The Minister for Justice Helen McEntee was on TV, promising that these right-wing conspirators would be caught and jailed.An Taoiseach  Leo Varadkar was on TV,  saying how this was a threat to the forces of democracy, and he’d see to it that they didn’t prevail.

To coin a phrase, bullshit. It may be there were some right-wing nasties who grabbed the opportunity to create disorder and urged others on. But I’m confident the majority of those who attacked the gardaí did so because they don’t like the gardaí, because rioting is better than sitting at home bored stiff and living in poverty. Rioting is very, very exciting – so different from dull everyday.

Leo V knows that his party and government is headed for a hiding at the polls inside the next year.

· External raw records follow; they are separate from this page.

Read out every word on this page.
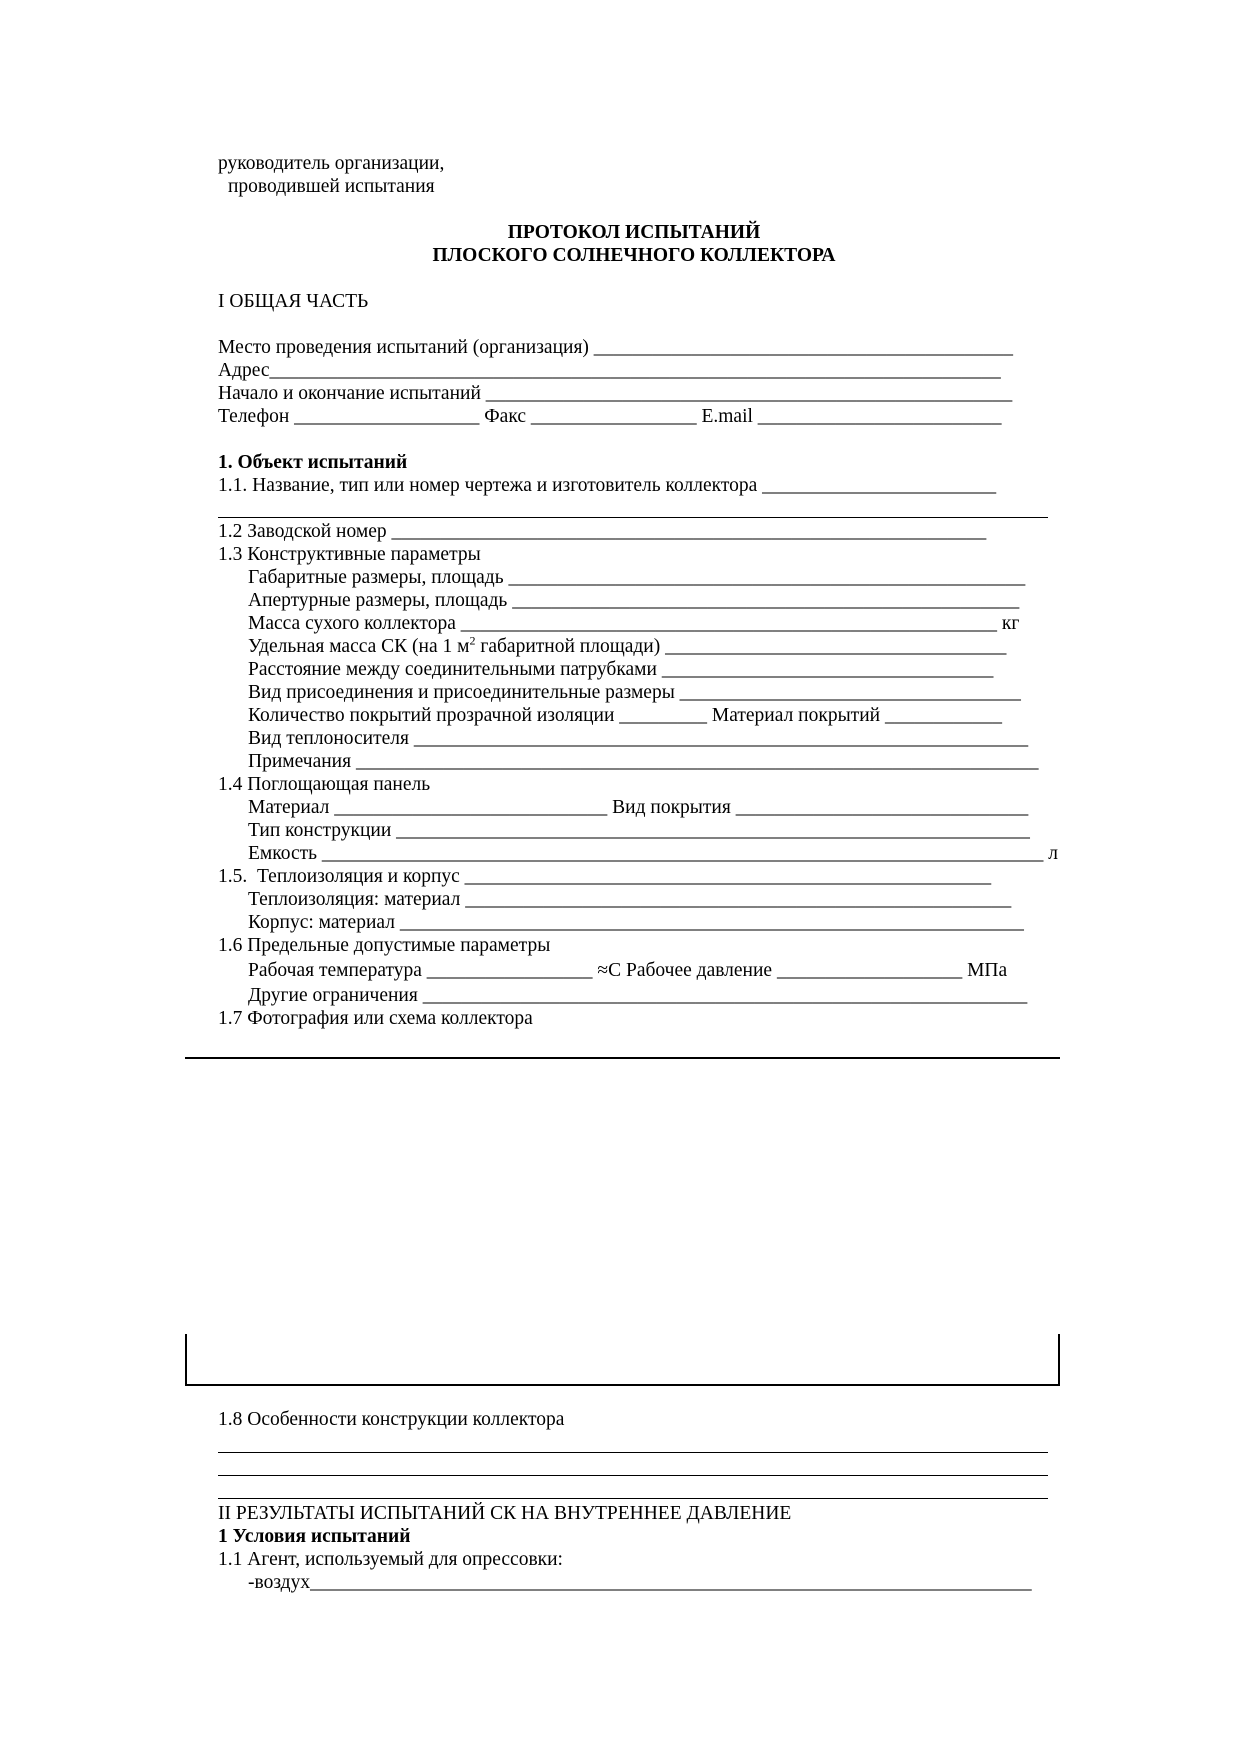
руководитель организации,

проводившей испытания

ПРОТОКОЛ ИСПЫТАНИЙ

ПЛОСКОГО СОЛНЕЧНОГО КОЛЛЕКТОРА

I ОБЩАЯ ЧАСТЬ

Место проведения испытаний (организация) ___________________________________________

Адрес___________________________________________________________________________

Начало и окончание испытаний ______________________________________________________

Телефон ___________________ Факс _________________ E.mail _________________________

1. Объект испытаний

1.1. Название, тип или номер чертежа и изготовитель коллектора ________________________

1.2 Заводской номер _____________________________________________________________

1.3 Конструктивные параметры

Габаритные размеры, площадь _____________________________________________________

Апертурные размеры, площадь ____________________________________________________

Масса сухого коллектора _______________________________________________________ кг

Удельная масса СК (на 1 $м^2$ габаритной площади) ___________________________________

Расстояние между соединительными патрубками __________________________________

Вид присоединения и присоединительные размеры ___________________________________

Количество покрытий прозрачной изоляции _________ Материал покрытий ____________

Вид теплоносителя _______________________________________________________________

Примечания ______________________________________________________________________

1.4 Поглощающая панель

Материал ____________________________ Вид покрытия ______________________________

Тип конструкции _________________________________________________________________

Емкость __________________________________________________________________________ л

1.5.  Теплоизоляция и корпус ______________________________________________________

Теплоизоляция: материал ________________________________________________________

Корпус: материал ________________________________________________________________

1.6 Предельные допустимые параметры

Рабочая температура _________________ ≈С Рабочее давление ___________________ МПа

Другие ограничения ______________________________________________________________

1.7 Фотография или схема коллектора

1.8 Особенности конструкции коллектора

II РЕЗУЛЬТАТЫ ИСПЫТАНИЙ СК НА ВНУТРЕННЕЕ ДАВЛЕНИЕ

1 Условия испытаний

1.1 Агент, используемый для опрессовки:

-воздух__________________________________________________________________________
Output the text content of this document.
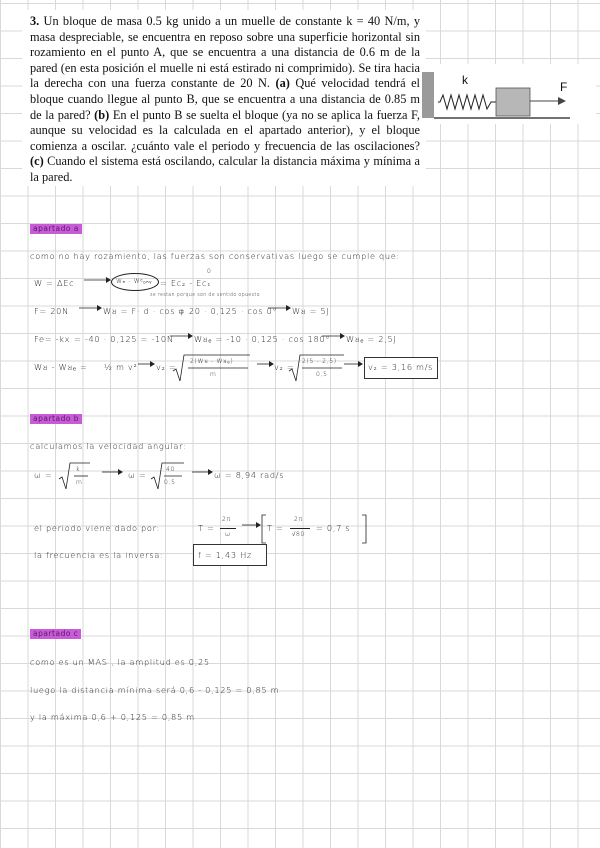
3. Un bloque de masa 0.5 kg unido a un muelle de constante k = 40 N/m, y masa despreciable, se encuentra en reposo sobre una superficie horizontal sin rozamiento en el punto A, que se encuentra a una distancia de 0.6 m de la pared (en esta posición el muelle ni está estirado ni comprimido). Se tira hacia la derecha con una fuerza constante de 20 N. (a) Qué velocidad tendrá el bloque cuando llegue al punto B, que se encuentra a una distancia de 0.85 m de la pared? (b) En el punto B se suelta el bloque (ya no se aplica la fuerza F, aunque su velocidad es la calculada en el apartado anterior), y el bloque comienza a oscilar. ¿cuánto vale el periodo y frecuencia de las oscilaciones? (c) Cuando el sistema está oscilando, calcular la distancia máxima y mínima a la pared.
k	F
apartado a
como no hay rozamiento, las fuerzas son conservativas luego se cumple que:
W = ΔEc	Wₙ - Wᶜₒₙᵥ = Ec₂ - Ec₁
0
se restan porque son de sentido opuesto
F= 20N	Wᴚ = F· d · cos φ
= 20 · 0,125 · cos 0° Wᴚ = 5J
Fe= -kx = -40 · 0,125 = -10N Wᴚₑ = -10 · 0,125 · cos 180° Wᴚₑ = 2,5J
Wᴚ - Wᴚₑ = ½ m v² v₂ =
2(Wᴚ - Wᴚₑ)
m
v₂ =
2(5 - 2,5)
0,5
v₂ = 3,16 m/s
apartado b
calculamos la velocidad angular:
ω =
k
m
ω =
40
0,5
ω = 8,94 rad/s
el periodo viene dado por:	T =
2π
ω
T =
2π
√80
= 0,7 s
la frecuencia es la inversa:	f = 1,43 Hz
apartado c
como es un MAS , la amplitud es 0,25
luego la distancia mínima será 0,6 - 0,125 = 0,85 m
y la máxima 0,6 + 0,125 = 0,85 m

If he could establish that there was a threat to the state and that he was the strong man who would stand up to such forces and smack them down, he just might pull off the unexpected and eclipse Sinn Féin next time out

They say no wise politician should ever allow a good crisis to go to waste. Leo is doing his very best.

 

 

3 Responses to “An existential threat to our democracy” -EH?

  1. James Hunter November 24, 2023 at 3:04 pm #

    Very good jude

  2. Gabe November 25, 2023 at 2:00 am #

    Yep ,don’t look at me, look at them!

  3. Denjo November 25, 2023 at 11:23 am #

    Excellent article Jude, the African proverb seems apt for some of what happened on Thursday night
    African Proverb, “The child who is not embraced by the village will burn it down to feel its warmth.